La précision se dégrade à mesure qu'on s'éloigne de ces valeurs centrales. C'est particulièrement vrai pour une somme de variables positives par nature : la loi normale fait toujours apparaître des valeurs négatives avec des probabilités faibles mais non nulles. Même si c'est moins choquant, cela reste vrai en toutes circonstances : alors que toute grandeur physique est nécessairement bornée, la loi normale qui couvre un intervalle infini n'est qu'une approximation utile.

Enfin, pour un nombre donné de termes de la somme, l'approximation normale est d'autant meilleure que la distribution est plus symétrique.

Application à la statistique mathématique

Ce théorème de probabilités possède une interprétation en statistique mathématique. Cette dernière associe une loi de probabilité à une population. Chaque élément extrait de la population est donc considéré comme une variable aléatoire et, en réunissant un nombre n de ces variables supposées indépendantes, on obtient un échantillon. La somme de ces variables aléatoires divisée par n donne une nouvelle variable nommée la moyenne empirique. Celle-ci, une fois réduite, tend vers une variable normale réduite lorsque n tend vers l'infini.

Autres formulations du théorème

Densités de probabilité

La densité de probabilité de la somme de plusieurs variables indépendantes s'obtient par convolution de leurs densités (si celles-ci existent). Ainsi on peut interpréter le théorème de la limite centrale comme une formulation des propriétés des densités de probabilité soumises à une convolution : sous les conditions établies précédemment, la convoluée d'un certain nombre de densités de probabilité tend vers la densité normale lorsque leur nombre croît indéfiniment.

Comme la fonction caractéristique d'une convolution est le produit des fonctions caractéristiques des variables en cause, le théorème de la limite centrale peut se formuler d'une manière différente : sous les conditions précédentes, le produit des fonctions caractéristiques de plusieurs densités de probabilité tend vers la fonction caractéristique de la loi normale lorsque le nombre de variables croît indéfiniment.

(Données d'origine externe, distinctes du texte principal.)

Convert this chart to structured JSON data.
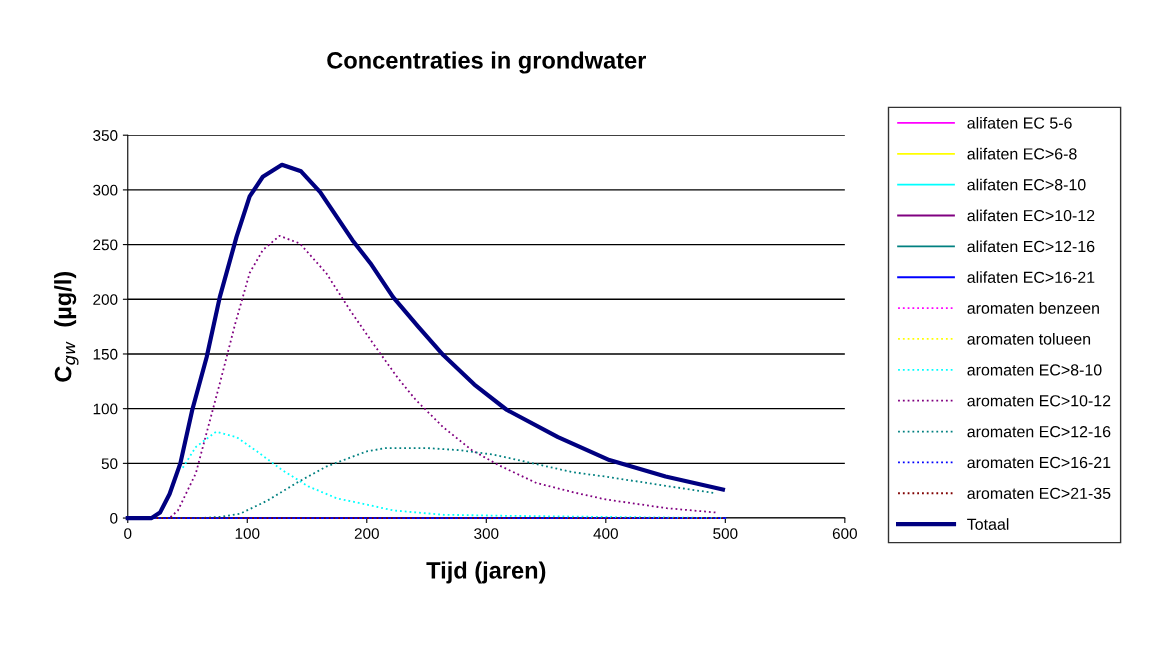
{
  "chart_data": {
    "type": "line",
    "title": "Concentraties in grondwater",
    "xlabel": "Tijd (jaren)",
    "ylabel": "C$_{gw}$  (µg/l)",
    "xlim": [
      0,
      600
    ],
    "xticks": [
      0,
      100,
      200,
      300,
      400,
      500,
      600
    ],
    "ylim": [
      0,
      350
    ],
    "yticks": [
      0,
      50,
      100,
      150,
      200,
      250,
      300,
      350
    ],
    "grid": "y",
    "legend": "right",
    "marker": "none",
    "series": [
      {
        "name": "alifaten EC 5-6",
        "color": "#ff00ff",
        "line_style": "solid"
      },
      {
        "name": "alifaten EC>6-8",
        "color": "#ffff00",
        "line_style": "solid"
      },
      {
        "name": "alifaten EC>8-10",
        "color": "#00ffff",
        "line_style": "solid"
      },
      {
        "name": "alifaten EC>10-12",
        "color": "#800080",
        "line_style": "solid"
      },
      {
        "name": "alifaten EC>12-16",
        "color": "#008080",
        "line_style": "solid"
      },
      {
        "name": "alifaten EC>16-21",
        "color": "#0000ff",
        "line_style": "solid",
        "x": [
          0,
          500
        ],
        "values": [
          0,
          0
        ]
      },
      {
        "name": "aromaten benzeen",
        "color": "#ff00ff",
        "line_style": "dotted"
      },
      {
        "name": "aromaten tolueen",
        "color": "#ffff00",
        "line_style": "dotted"
      },
      {
        "name": "aromaten EC>8-10",
        "color": "#00ffff",
        "line_style": "dotted",
        "x": [
          46,
          57,
          74,
          91,
          108,
          129,
          151,
          175,
          197,
          222,
          264,
          320,
          400,
          500
        ],
        "values": [
          46,
          65,
          79,
          74,
          61,
          44,
          29,
          18,
          13,
          7,
          3,
          2,
          1,
          0
        ]
      },
      {
        "name": "aromaten EC>10-12",
        "color": "#800080",
        "line_style": "dotted",
        "x": [
          0,
          35,
          42,
          57,
          66,
          77,
          90,
          102,
          113,
          127,
          144,
          166,
          186,
          205,
          226,
          241,
          264,
          288,
          311,
          342,
          375,
          400,
          451,
          493
        ],
        "values": [
          0,
          0,
          7,
          41,
          78,
          123,
          178,
          224,
          245,
          258,
          251,
          224,
          190,
          160,
          128,
          108,
          83,
          62,
          48,
          32,
          23,
          17,
          9,
          5
        ]
      },
      {
        "name": "aromaten EC>12-16",
        "color": "#008080",
        "line_style": "dotted",
        "x": [
          0,
          60,
          77,
          94,
          117,
          141,
          166,
          200,
          216,
          250,
          278,
          306,
          339,
          372,
          399,
          423,
          465,
          490
        ],
        "values": [
          0,
          0,
          1,
          4,
          16,
          32,
          47,
          61,
          64,
          64,
          62,
          58,
          50,
          42,
          38,
          34,
          27,
          23
        ]
      },
      {
        "name": "aromaten EC>16-21",
        "color": "#0000ff",
        "line_style": "dotted"
      },
      {
        "name": "aromaten EC>21-35",
        "color": "#800000",
        "line_style": "dotted",
        "x": [
          0,
          500
        ],
        "values": [
          0,
          0
        ]
      },
      {
        "name": "Totaal",
        "color": "#000080",
        "line_style": "solid",
        "x": [
          0,
          20,
          27,
          35,
          44,
          54,
          66,
          77,
          91,
          102,
          113,
          129,
          145,
          161,
          188,
          203,
          222,
          243,
          264,
          290,
          317,
          360,
          403,
          450,
          498
        ],
        "values": [
          0,
          0,
          5,
          22,
          50,
          99,
          147,
          202,
          257,
          294,
          312,
          323,
          317,
          298,
          254,
          233,
          202,
          175,
          149,
          122,
          99,
          74,
          53,
          38,
          26
        ]
      }
    ]
  }
}
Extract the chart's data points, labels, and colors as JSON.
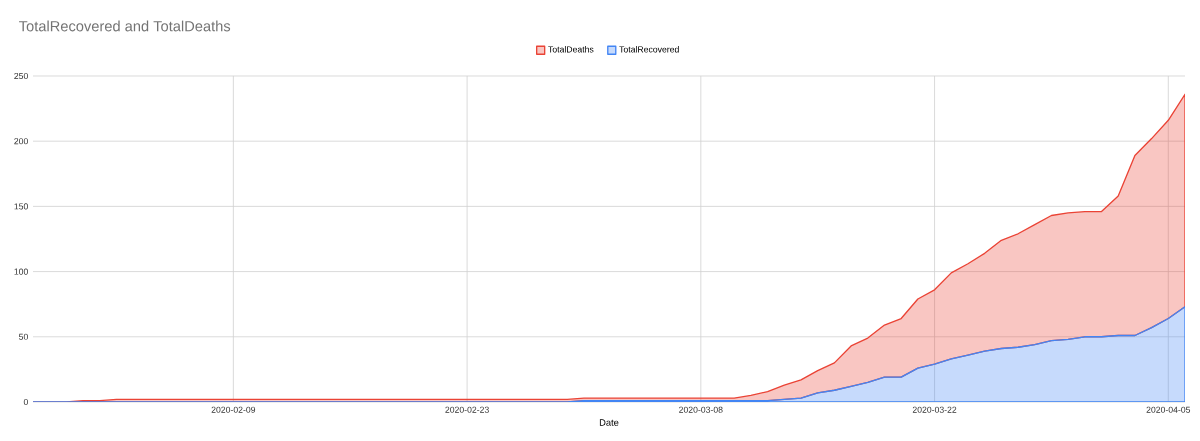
{
  "chart_data": {
    "type": "area",
    "title": "TotalRecovered and TotalDeaths",
    "xlabel": "Date",
    "stacked": true,
    "x": [
      "2020-01-28",
      "2020-01-30",
      "2020-01-31",
      "2020-02-01",
      "2020-02-02",
      "2020-02-29",
      "2020-03-01",
      "2020-03-10",
      "2020-03-11",
      "2020-03-12",
      "2020-03-13",
      "2020-03-14",
      "2020-03-15",
      "2020-03-16",
      "2020-03-17",
      "2020-03-18",
      "2020-03-19",
      "2020-03-20",
      "2020-03-21",
      "2020-03-22",
      "2020-03-23",
      "2020-03-24",
      "2020-03-25",
      "2020-03-26",
      "2020-03-27",
      "2020-03-28",
      "2020-03-29",
      "2020-03-30",
      "2020-03-31",
      "2020-04-01",
      "2020-04-02",
      "2020-04-03",
      "2020-04-04",
      "2020-04-05",
      "2020-04-06"
    ],
    "series": [
      {
        "name": "TotalRecovered",
        "color": "#4285f4",
        "values": [
          0,
          0,
          0,
          0,
          0,
          0,
          1,
          1,
          1,
          1,
          2,
          3,
          7,
          9,
          12,
          15,
          19,
          19,
          26,
          29,
          33,
          36,
          39,
          41,
          42,
          44,
          47,
          48,
          50,
          50,
          51,
          51,
          57,
          64,
          73
        ]
      },
      {
        "name": "TotalDeaths",
        "color": "#ea4335",
        "values": [
          0,
          0,
          1,
          1,
          2,
          2,
          2,
          2,
          4,
          7,
          11,
          14,
          17,
          21,
          31,
          34,
          40,
          45,
          53,
          57,
          66,
          70,
          75,
          83,
          87,
          92,
          96,
          97,
          96,
          96,
          107,
          138,
          145,
          152,
          163
        ]
      }
    ],
    "xlim": [
      "2020-01-28",
      "2020-04-06"
    ],
    "xticks": [
      "2020-02-09",
      "2020-02-23",
      "2020-03-08",
      "2020-03-22",
      "2020-04-05"
    ],
    "ylim": [
      0,
      250
    ],
    "yticks": [
      0,
      50,
      100,
      150,
      200,
      250
    ],
    "grid": true,
    "legend": "top"
  }
}
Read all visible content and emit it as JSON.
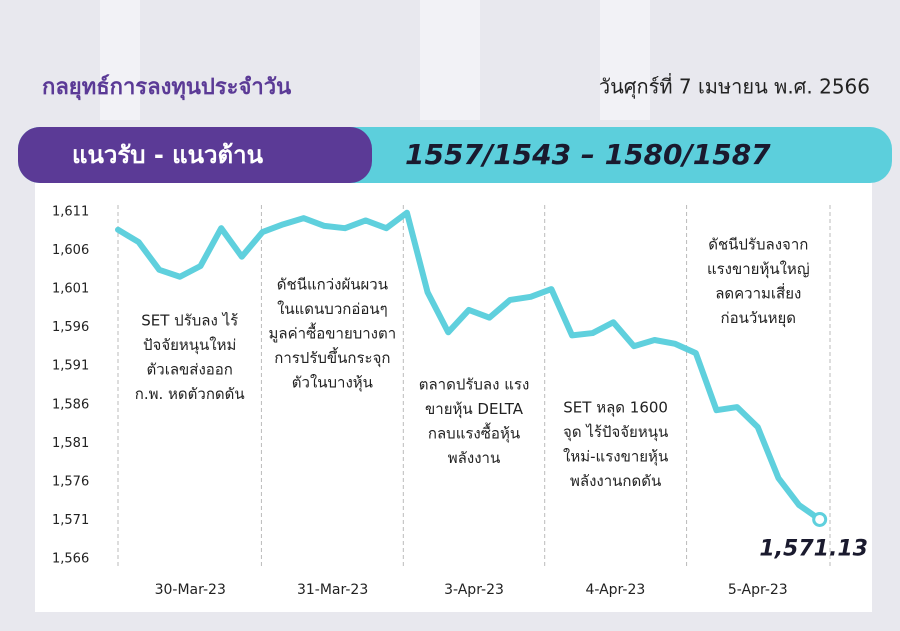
{
  "header": {
    "title": "กลยุทธ์การลงทุนประจำวัน",
    "date": "วันศุกร์ที่ 7 เมษายน พ.ศ. 2566",
    "band_label": "แนวรับ - แนวต้าน",
    "band_value": "1557/1543 – 1580/1587"
  },
  "chart_data": {
    "type": "line",
    "x": [
      0,
      1,
      2,
      3,
      4,
      5,
      6,
      7,
      8,
      9,
      10,
      11,
      12,
      13,
      14,
      15,
      16,
      17,
      18,
      19,
      20,
      21,
      22,
      23,
      24,
      25,
      26,
      27,
      28,
      29,
      30,
      31,
      32,
      33,
      34
    ],
    "series": [
      {
        "color": "#5fd0dd",
        "values": [
          1608.7,
          1607.1,
          1603.5,
          1602.6,
          1604.0,
          1608.9,
          1605.2,
          1608.4,
          1609.4,
          1610.2,
          1609.2,
          1608.9,
          1609.9,
          1608.9,
          1610.9,
          1600.6,
          1595.4,
          1598.3,
          1597.3,
          1599.6,
          1600.0,
          1601.0,
          1595.0,
          1595.3,
          1596.7,
          1593.6,
          1594.4,
          1593.9,
          1592.7,
          1585.3,
          1585.7,
          1583.1,
          1576.5,
          1573.0,
          1571.13
        ],
        "value_labels": [
          null,
          null,
          null,
          null,
          null,
          null,
          null,
          null,
          null,
          null,
          null,
          null,
          null,
          null,
          null,
          null,
          null,
          null,
          null,
          null,
          null,
          null,
          null,
          null,
          null,
          null,
          null,
          null,
          null,
          null,
          null,
          null,
          null,
          null,
          "1,571.13"
        ]
      }
    ],
    "xlim": [
      0,
      34.5
    ],
    "xticks": [
      {
        "value": 3.5,
        "label": "30-Mar-23"
      },
      {
        "value": 10.4,
        "label": "31-Mar-23"
      },
      {
        "value": 17.25,
        "label": "3-Apr-23"
      },
      {
        "value": 24.1,
        "label": "4-Apr-23"
      },
      {
        "value": 31.0,
        "label": "5-Apr-23"
      }
    ],
    "ylim": [
      1566,
      1611
    ],
    "yticks": [
      {
        "value": 1611,
        "label": "1,611"
      },
      {
        "value": 1606,
        "label": "1,606"
      },
      {
        "value": 1601,
        "label": "1,601"
      },
      {
        "value": 1596,
        "label": "1,596"
      },
      {
        "value": 1591,
        "label": "1,591"
      },
      {
        "value": 1586,
        "label": "1,586"
      },
      {
        "value": 1581,
        "label": "1,581"
      },
      {
        "value": 1576,
        "label": "1,576"
      },
      {
        "value": 1571,
        "label": "1,571"
      },
      {
        "value": 1566,
        "label": "1,566"
      }
    ],
    "grid": false,
    "annotations": [
      [
        "SET ปรับลง ไร้",
        "ปัจจัยหนุนใหม่",
        "ตัวเลขส่งออก",
        "ก.พ. หดตัวกดดัน"
      ],
      [
        "ดัชนีแกว่งผันผวน",
        "ในแดนบวกอ่อนๆ",
        "มูลค่าซื้อขายบางตา",
        "การปรับขึ้นกระจุก",
        "ตัวในบางหุ้น"
      ],
      [
        "ตลาดปรับลง แรง",
        "ขายหุ้น DELTA",
        "กลบแรงซื้อหุ้น",
        "พลังงาน"
      ],
      [
        "SET หลุด 1600",
        "จุด ไร้ปัจจัยหนุน",
        "ใหม่-แรงขายหุ้น",
        "พลังงานกดดัน"
      ],
      [
        "ดัชนีปรับลงจาก",
        "แรงขายหุ้นใหญ่",
        "ลดความเสี่ยง",
        "ก่อนวันหยุด"
      ]
    ]
  }
}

Produits de variables aléatoires

Le théorème de la limite centrale nous dit à quoi il faut s'attendre en matière de sommes de variables aléatoires indépendantes ; mais qu'en est-il des produits ? Eh bien, le logarithme d'un produit (à facteurs strictement positifs) est la somme des logarithmes des facteurs, de sorte que le logarithme d'un produit de variables aléatoires (à valeurs strictement positives) tend vers une loi normale, ce qui entraîne une loi log-normale pour le produit lui-même. Bon nombre de grandeurs physiques (en particulier la masse et la longueur, c'est une question de dimension, ne peuvent être négatives) sont le produit de différents facteurs aléatoires, de sorte qu'elles suivent une loi log-normale. Il en va de même pour le cours en Bourse d'un actif risqué.

Généralisations du théorème central limite

Condition de Lyapounov

Soit Xn une séquence de variables définies sur le même espace de probabilité, indépendantes. Supposons que Xn ait une espérance finie μn et un écart-type fini σn. Nous définirons

s_n^2 = \sum_{i = 1}^n \sigma_i^2.

Supposons que les moments centrés d'ordre 3

r_n^3 = \sum_{i = 1}^n \mbox{E}\left({\left| X_i - \mu_i \right|}^3 \right)

soient finis pour tout n et que

\lim_{n \to \infty} \frac{r_n}{s_n} = 0.

(C'est la condition de Lyapounov).

Considérons de nouveau la somme S_n = X_1 + X_2 + \cdots + X_n. L'espérance mathématique de Sn est

m_n = \sum_{i=1}^n \mu_i

et son écart-type sn. Si nous normalisons Sn en posant

Z_n = \frac{S_n - m_n}{s_n}

alors la loi de Zn converge vers la loi normale centrée réduite N(0,1) comme ci-dessus.

Condition de Lindeberg

Avec les mêmes définitions et les mêmes notations que précédemment, nous pouvons remplacer la condition de Lyapounov par la suivante qui est plus faible[2].

Théorème (Lindeberg (en), 1920) — Si, pour tout ε > 0


  \lim_{n \to + \infty} \frac{1}{s_n^2}\sum_{i = 1}^{n} \operatorname{E}\left[
   (X_i - \mu_i)^2 \cdot \mathbf{1}_{\{ | X_i - \mu_i | > \varepsilon s_n \}}
  \right] = 0

1{…} est la fonction indicatrice, alors la loi de Zn converge vers la loi normale centrée réduite \mathcal{N}(0,1).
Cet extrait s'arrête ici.